Converting an ONNX Mask R-CNN Model#


The code described here has been deprecated! Do not use it to avoid working with a legacy solution. It will be kept for some time to ensure backwards compatibility, but you should not use it in contemporary applications.

This guide describes a deprecated conversion method. The guide on the new and recommended method can be found in the Python tutorials.

The instructions below are applicable only to the Mask R-CNN model converted to the ONNX file format from the maskrcnn-benchmark model.

  1. Download the pretrained model file from onnx/models (commit-SHA: 8883e49e68de7b43e263d56b9ed156dfa1e03117).

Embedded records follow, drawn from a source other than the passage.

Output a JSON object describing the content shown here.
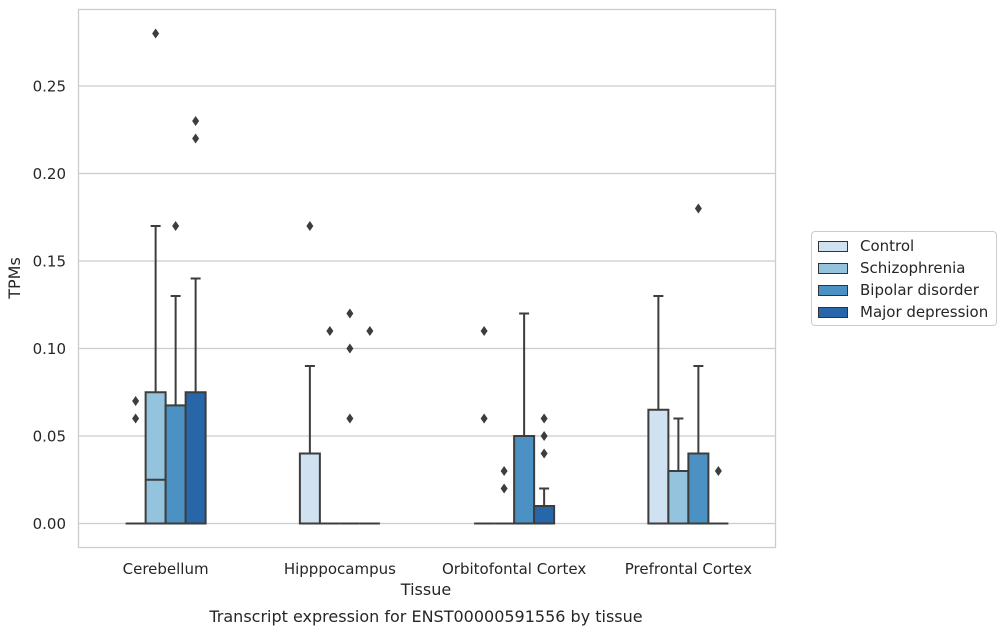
{
  "chart_data": {
    "type": "box",
    "title": "",
    "caption": "Transcript expression for ENST00000591556 by tissue",
    "xlabel": "Tissue",
    "ylabel": "TPMs",
    "ylim": [
      -0.013,
      0.295
    ],
    "yticks": [
      "0.00",
      "0.05",
      "0.10",
      "0.15",
      "0.20",
      "0.25"
    ],
    "ytick_values": [
      0.0,
      0.05,
      0.1,
      0.15,
      0.2,
      0.25
    ],
    "grid": "horizontal",
    "legend_position": "right",
    "categories": [
      "Cerebellum",
      "Hipppocampus",
      "Orbitofontal Cortex",
      "Prefrontal Cortex"
    ],
    "series": [
      {
        "name": "Control",
        "color": "#d0e1f1",
        "boxes": [
          {
            "q1": 0,
            "median": 0,
            "q3": 0,
            "whisker_low": 0,
            "whisker_high": 0,
            "outliers": [
              0.06,
              0.07
            ]
          },
          {
            "q1": 0,
            "median": 0,
            "q3": 0.04,
            "whisker_low": 0,
            "whisker_high": 0.09,
            "outliers": [
              0.17
            ]
          },
          {
            "q1": 0,
            "median": 0,
            "q3": 0,
            "whisker_low": 0,
            "whisker_high": 0,
            "outliers": [
              0.06,
              0.11
            ]
          },
          {
            "q1": 0,
            "median": 0,
            "q3": 0.065,
            "whisker_low": 0,
            "whisker_high": 0.13,
            "outliers": []
          }
        ]
      },
      {
        "name": "Schizophrenia",
        "color": "#94c3de",
        "boxes": [
          {
            "q1": 0,
            "median": 0.025,
            "q3": 0.075,
            "whisker_low": 0,
            "whisker_high": 0.17,
            "outliers": [
              0.28
            ]
          },
          {
            "q1": 0,
            "median": 0,
            "q3": 0,
            "whisker_low": 0,
            "whisker_high": 0,
            "outliers": [
              0.11
            ]
          },
          {
            "q1": 0,
            "median": 0,
            "q3": 0,
            "whisker_low": 0,
            "whisker_high": 0,
            "outliers": [
              0.02,
              0.03
            ]
          },
          {
            "q1": 0,
            "median": 0,
            "q3": 0.03,
            "whisker_low": 0,
            "whisker_high": 0.06,
            "outliers": []
          }
        ]
      },
      {
        "name": "Bipolar disorder",
        "color": "#4b91c4",
        "boxes": [
          {
            "q1": 0,
            "median": 0,
            "q3": 0.0675,
            "whisker_low": 0,
            "whisker_high": 0.13,
            "outliers": [
              0.17
            ]
          },
          {
            "q1": 0,
            "median": 0,
            "q3": 0,
            "whisker_low": 0,
            "whisker_high": 0,
            "outliers": [
              0.06,
              0.1,
              0.12
            ]
          },
          {
            "q1": 0,
            "median": 0,
            "q3": 0.05,
            "whisker_low": 0,
            "whisker_high": 0.12,
            "outliers": []
          },
          {
            "q1": 0,
            "median": 0,
            "q3": 0.04,
            "whisker_low": 0,
            "whisker_high": 0.09,
            "outliers": [
              0.18
            ]
          }
        ]
      },
      {
        "name": "Major depression",
        "color": "#2767a9",
        "boxes": [
          {
            "q1": 0,
            "median": 0,
            "q3": 0.075,
            "whisker_low": 0,
            "whisker_high": 0.14,
            "outliers": [
              0.22,
              0.23
            ]
          },
          {
            "q1": 0,
            "median": 0,
            "q3": 0,
            "whisker_low": 0,
            "whisker_high": 0,
            "outliers": [
              0.11
            ]
          },
          {
            "q1": 0,
            "median": 0,
            "q3": 0.01,
            "whisker_low": 0,
            "whisker_high": 0.02,
            "outliers": [
              0.04,
              0.05,
              0.06
            ]
          },
          {
            "q1": 0,
            "median": 0,
            "q3": 0,
            "whisker_low": 0,
            "whisker_high": 0,
            "outliers": [
              0.03
            ]
          }
        ]
      }
    ]
  }
}
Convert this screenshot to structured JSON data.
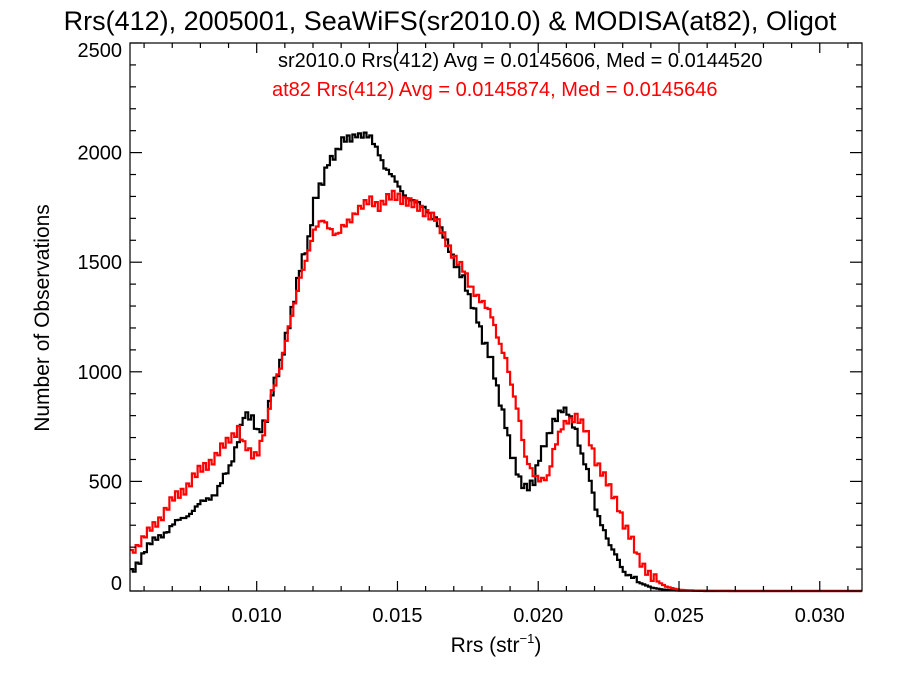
{
  "chart_data": {
    "type": "line",
    "title": "Rrs(412), 2005001, SeaWiFS(sr2010.0) & MODISA(at82), Oligot",
    "xlabel_main": "Rrs (str",
    "xlabel_sup": "−1",
    "xlabel_end": ")",
    "ylabel": "Number of Observations",
    "xlim": [
      0.0055,
      0.0315
    ],
    "ylim": [
      0,
      2500
    ],
    "x_ticks": [
      {
        "v": 0.01,
        "label": "0.010"
      },
      {
        "v": 0.015,
        "label": "0.015"
      },
      {
        "v": 0.02,
        "label": "0.020"
      },
      {
        "v": 0.025,
        "label": "0.025"
      },
      {
        "v": 0.03,
        "label": "0.030"
      }
    ],
    "y_ticks": [
      {
        "v": 0,
        "label": "0"
      },
      {
        "v": 500,
        "label": "500"
      },
      {
        "v": 1000,
        "label": "1000"
      },
      {
        "v": 1500,
        "label": "1500"
      },
      {
        "v": 2000,
        "label": "2000"
      },
      {
        "v": 2500,
        "label": "2500"
      }
    ],
    "annotations": [
      {
        "text": "sr2010.0 Rrs(412) Avg = 0.0145606, Med = 0.0144520",
        "color": "#000000"
      },
      {
        "text": "at82 Rrs(412) Avg = 0.0145874, Med = 0.0145646",
        "color": "#ff0000"
      }
    ],
    "series": [
      {
        "color": "#000000",
        "x": [
          0.0055,
          0.006,
          0.0065,
          0.007,
          0.0075,
          0.008,
          0.0085,
          0.009,
          0.0093,
          0.0095,
          0.0098,
          0.01,
          0.0103,
          0.0105,
          0.0108,
          0.011,
          0.0113,
          0.0115,
          0.0118,
          0.012,
          0.0123,
          0.0125,
          0.0128,
          0.013,
          0.0133,
          0.0135,
          0.0138,
          0.014,
          0.0143,
          0.0145,
          0.0148,
          0.015,
          0.0153,
          0.0155,
          0.0158,
          0.016,
          0.0163,
          0.0165,
          0.0168,
          0.017,
          0.0173,
          0.0175,
          0.0178,
          0.018,
          0.0183,
          0.0185,
          0.0188,
          0.019,
          0.0193,
          0.0195,
          0.0198,
          0.02,
          0.0203,
          0.0205,
          0.0208,
          0.021,
          0.0213,
          0.0215,
          0.0218,
          0.022,
          0.0223,
          0.0225,
          0.0228,
          0.023,
          0.0233,
          0.0235,
          0.0238,
          0.024,
          0.0243,
          0.0245,
          0.0248,
          0.025,
          0.0255,
          0.026,
          0.027,
          0.028,
          0.029,
          0.03,
          0.0315
        ],
        "y": [
          80,
          190,
          250,
          300,
          350,
          400,
          450,
          560,
          700,
          800,
          780,
          730,
          790,
          900,
          1040,
          1170,
          1330,
          1470,
          1610,
          1780,
          1860,
          1960,
          2010,
          2050,
          2060,
          2090,
          2080,
          2060,
          2000,
          1940,
          1880,
          1840,
          1800,
          1780,
          1750,
          1740,
          1700,
          1640,
          1560,
          1500,
          1420,
          1330,
          1250,
          1150,
          1040,
          920,
          770,
          620,
          500,
          480,
          500,
          600,
          710,
          780,
          820,
          810,
          740,
          620,
          500,
          380,
          280,
          200,
          140,
          95,
          60,
          40,
          25,
          15,
          8,
          5,
          3,
          2,
          1,
          0,
          0,
          0,
          0,
          0,
          0
        ]
      },
      {
        "color": "#ff0000",
        "x": [
          0.0055,
          0.006,
          0.0065,
          0.007,
          0.0075,
          0.008,
          0.0085,
          0.009,
          0.0093,
          0.0095,
          0.0098,
          0.01,
          0.0103,
          0.0105,
          0.0108,
          0.011,
          0.0113,
          0.0115,
          0.0118,
          0.012,
          0.0123,
          0.0125,
          0.0128,
          0.013,
          0.0133,
          0.0135,
          0.0138,
          0.014,
          0.0143,
          0.0145,
          0.0148,
          0.015,
          0.0153,
          0.0155,
          0.0158,
          0.016,
          0.0163,
          0.0165,
          0.0168,
          0.017,
          0.0173,
          0.0175,
          0.0178,
          0.018,
          0.0183,
          0.0185,
          0.0188,
          0.019,
          0.0193,
          0.0195,
          0.0198,
          0.02,
          0.0203,
          0.0205,
          0.0208,
          0.021,
          0.0213,
          0.0215,
          0.0218,
          0.022,
          0.0223,
          0.0225,
          0.0228,
          0.023,
          0.0233,
          0.0235,
          0.0238,
          0.024,
          0.0243,
          0.0245,
          0.0248,
          0.025,
          0.0255,
          0.026,
          0.027,
          0.028,
          0.029,
          0.03,
          0.0315
        ],
        "y": [
          180,
          250,
          330,
          420,
          480,
          560,
          610,
          700,
          740,
          660,
          620,
          640,
          760,
          900,
          1030,
          1150,
          1300,
          1430,
          1560,
          1640,
          1690,
          1670,
          1620,
          1650,
          1700,
          1740,
          1760,
          1780,
          1760,
          1780,
          1800,
          1800,
          1780,
          1760,
          1740,
          1730,
          1700,
          1640,
          1570,
          1520,
          1460,
          1400,
          1350,
          1310,
          1250,
          1170,
          1060,
          930,
          780,
          620,
          520,
          500,
          530,
          640,
          740,
          780,
          800,
          760,
          680,
          600,
          520,
          460,
          390,
          310,
          220,
          150,
          100,
          60,
          35,
          20,
          10,
          5,
          2,
          1,
          0,
          0,
          0,
          0,
          0
        ]
      }
    ]
  }
}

  2. Generate the Intermediate Representation of the model by changing your current working directory to the model conversion API installation directory and running model conversion with the following parameters:

    mo \
    --input_model mask_rcnn_R_50_FPN_1x.onnx \
    --input "0:2" \
    --input_shape [1,3,800,800] \
    --mean_values [102.9801,115.9465,122.7717] \
    --transformations_config front/onnx/mask_rcnn.json

    Be aware that the height and width specified with the input_shape command line parameter could be different. For more information about supported input image dimensions and required pre- and post-processing steps, refer to the documentation.

  3. Interpret the outputs of the generated IR file: masks, class indices, probabilities and box coordinates:

    • masks

    • class indices

    • probabilities

    • box coordinates

The first one is a layer with the name 6849/sink_port_0, and rest are outputs from the DetectionOutput layer.